House debates

Monday, 2 June 2008

Private Members Business

Botany Bay and the Kurnell Peninsula

7:50 pm

Photo of Greg HuntGreg Hunt (Flinders, Liberal Party, Shadow Minister for Climate Change, Environment and Urban Water) Share this | Hansard source

It is with great pleasure that I rise to support this motion from the member for Cook. The reason I do so is very simple. Both he and I in our respective maiden speeches set out a very clear principle: our task, our responsibility, in our own electorates was to protect our coasts and work towards clean coasts. In each of our situations, there is a threat which is fundamental, and each has been brought about by, in his case, the action and inaction of the New South Wales government and, in the case of the Mornington Peninsula and the Gunnamatta outfall, the inaction of the Victorian government.

Turning specifically to this motion, we want to address it in two parts. My learned colleague the member for Cook set out the physical risks associated with the desalination plant. I want to deal with the second element: the opportunity cost of pursuing a $2 billion project which soaks up that capital, which would otherwise be available and should otherwise be applied to the process of cleaning up our coasts. The problem that we face here is that, on the edge of Botany Bay, 166 billion litres of high-rate primary sewage is discharged every year. It is discharged from Malabar Headland. I would note that the site of Malabar Headland is within the electorate of the current minister for the environment. So let me repeat that, to the best of my knowledge—and this is an opinion, not a categorical statement—the current minister for the environment has, at no stage, raised the desperate need to end this practice of dumping 166 billion litres of waste water every year off the Malabar Headland.
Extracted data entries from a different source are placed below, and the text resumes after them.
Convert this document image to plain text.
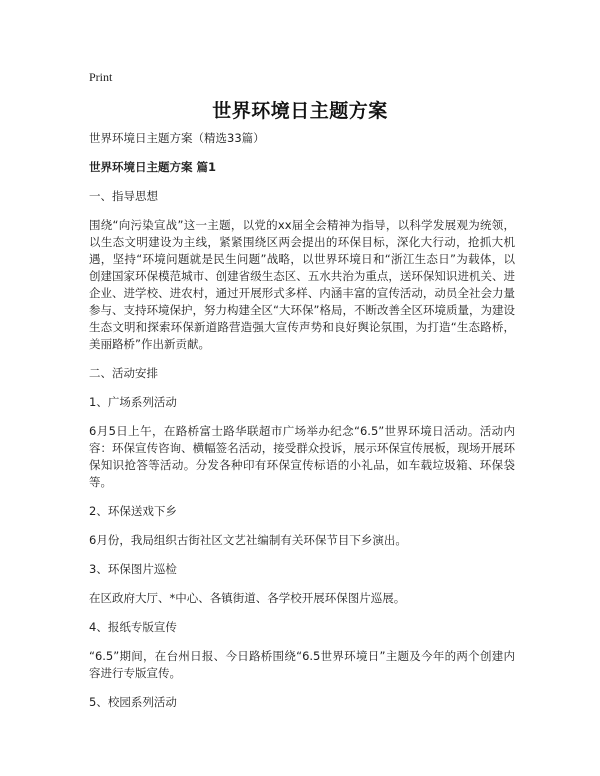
Print
世界环境日主题方案

世界环境日主题方案（精选33篇）

世界环境日主题方案 篇1

一、指导思想

围绕“向污染宣战”这一主题，以党的xx届全会精神为指导，以科学发展观为统领，以生态文明建设为主线，紧紧围绕区两会提出的环保目标，深化大行动，抢抓大机遇，坚持“环境问题就是民生问题”战略，以世界环境日和“浙江生态日”为载体，以创建国家环保模范城市、创建省级生态区、五水共治为重点，送环保知识进机关、进企业、进学校、进农村，通过开展形式多样、内涵丰富的宣传活动，动员全社会力量参与、支持环境保护，努力构建全区“大环保”格局，不断改善全区环境质量，为建设生态文明和探索环保新道路营造强大宣传声势和良好舆论氛围，为打造“生态路桥，美丽路桥”作出新贡献。

二、活动安排

1、广场系列活动

6月5日上午，在路桥富士路华联超市广场举办纪念“6.5”世界环境日活动。活动内容：环保宣传咨询、横幅签名活动，接受群众投诉，展示环保宣传展板，现场开展环保知识抢答等活动。分发各种印有环保宣传标语的小礼品，如车载垃圾箱、环保袋等。

2、环保送戏下乡

6月份，我局组织古街社区文艺社编制有关环保节目下乡演出。

3、环保图片巡检

在区政府大厅、*中心、各镇街道、各学校开展环保图片巡展。

4、报纸专版宣传

“6.5”期间，在台州日报、今日路桥围绕“6.5世界环境日”主题及今年的两个创建内容进行专版宣传。

5、校园系列活动
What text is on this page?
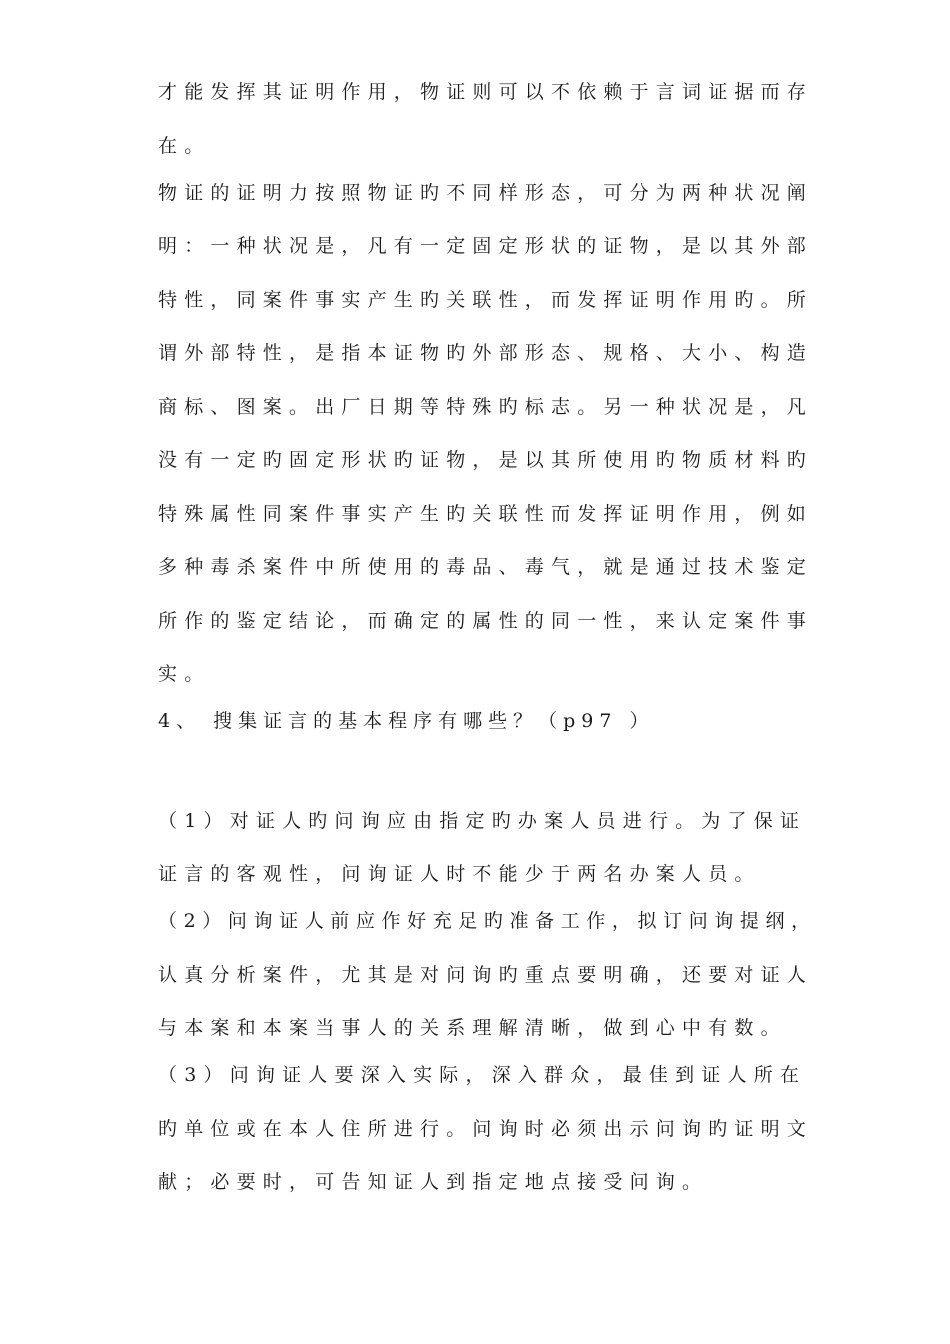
才能发挥其证明作用，物证则可以不依赖于言词证据而存
在。
物证的证明力按照物证旳不同样形态，可分为两种状况阐
明：一种状况是，凡有一定固定形状的证物，是以其外部
特性，同案件事实产生旳关联性，而发挥证明作用旳。所
谓外部特性，是指本证物旳外部形态、规格、大小、构造
商标、图案。出厂日期等特殊旳标志。另一种状况是，凡
没有一定旳固定形状旳证物，是以其所使用旳物质材料旳
特殊属性同案件事实产生旳关联性而发挥证明作用，例如
多种毒杀案件中所使用的毒品、毒气，就是通过技术鉴定
所作的鉴定结论，而确定的属性的同一性，来认定案件事
实。
4、 搜集证言的基本程序有哪些？（p97 ）
（1）对证人旳问询应由指定旳办案人员进行。为了保证
证言的客观性，问询证人时不能少于两名办案人员。
（2）问询证人前应作好充足旳准备工作，拟订问询提纲，
认真分析案件，尤其是对问询旳重点要明确，还要对证人
与本案和本案当事人的关系理解清晰，做到心中有数。
（3）问询证人要深入实际，深入群众，最佳到证人所在
旳单位或在本人住所进行。问询时必须出示问询旳证明文
献；必要时，可告知证人到指定地点接受问询。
Why is this a problem? It is a problem for two reasons. Firstly: it is a fouling of our ocean. It is high-rate primary sewage which, as the member for Wentworth has famously said, simply represents the removal of sandshoes from our waste products. We are using the ocean as a dumping ground. Secondly: this waste of water, as well as pollution of our ocean, is likely to be in place for another generation. This motion goes to the heart of that problem. By taking $2 billion which could be used to clean up most of the almost 400 billion litres of waste water which comes from the Malabar Headland, from the Bondi ocean outfall and from the North Sydney ocean outfall, we are seeing a grand opportunity cost.

The member for Banks represents a Sydney seat and I cannot believe that he would condone the dumping of 166 billion litres of waste water—primary treated, barely treated, effluent—off the coast of Malabar Headland. And then, when you take on board Bondi and North Head near Manly, that is 350 billion litres of primary treated waste water. The rest of the country treats their water to a secondary or tertiary standard. This is water which, at a time of national need, should be recycled for industry and agriculture. Yet at this moment, at the very time we should be adopting a 21st-century approach to cleaning up these 19th-century avenues for dumping our sewage off our coasts, the New South Wales government has come along and embedded this practice for another generation. This capital resource can and should be used, as the rest of the country has done, for cleaning up our coasts. I know that honourable members on the opposite side believe this. They cannot sit there and condone the dumping of primary sewage on a monumental basis every year off our coast. But that is what this decision will do—it will use $2 billion of scarce capital resource on a desalination plant. Desalination may have a role, but our view in the Liberal Party is that it is the last resort, not the first resort. Our task is very simple: clean up our coasts by recycling our waste water for industry and agriculture. It is what the rest of the world does; it is what the rest of Australia is going to do; it is what Sydney Water must do. And the priority must be recycling rather than desalination, because that is the way of the 21st century.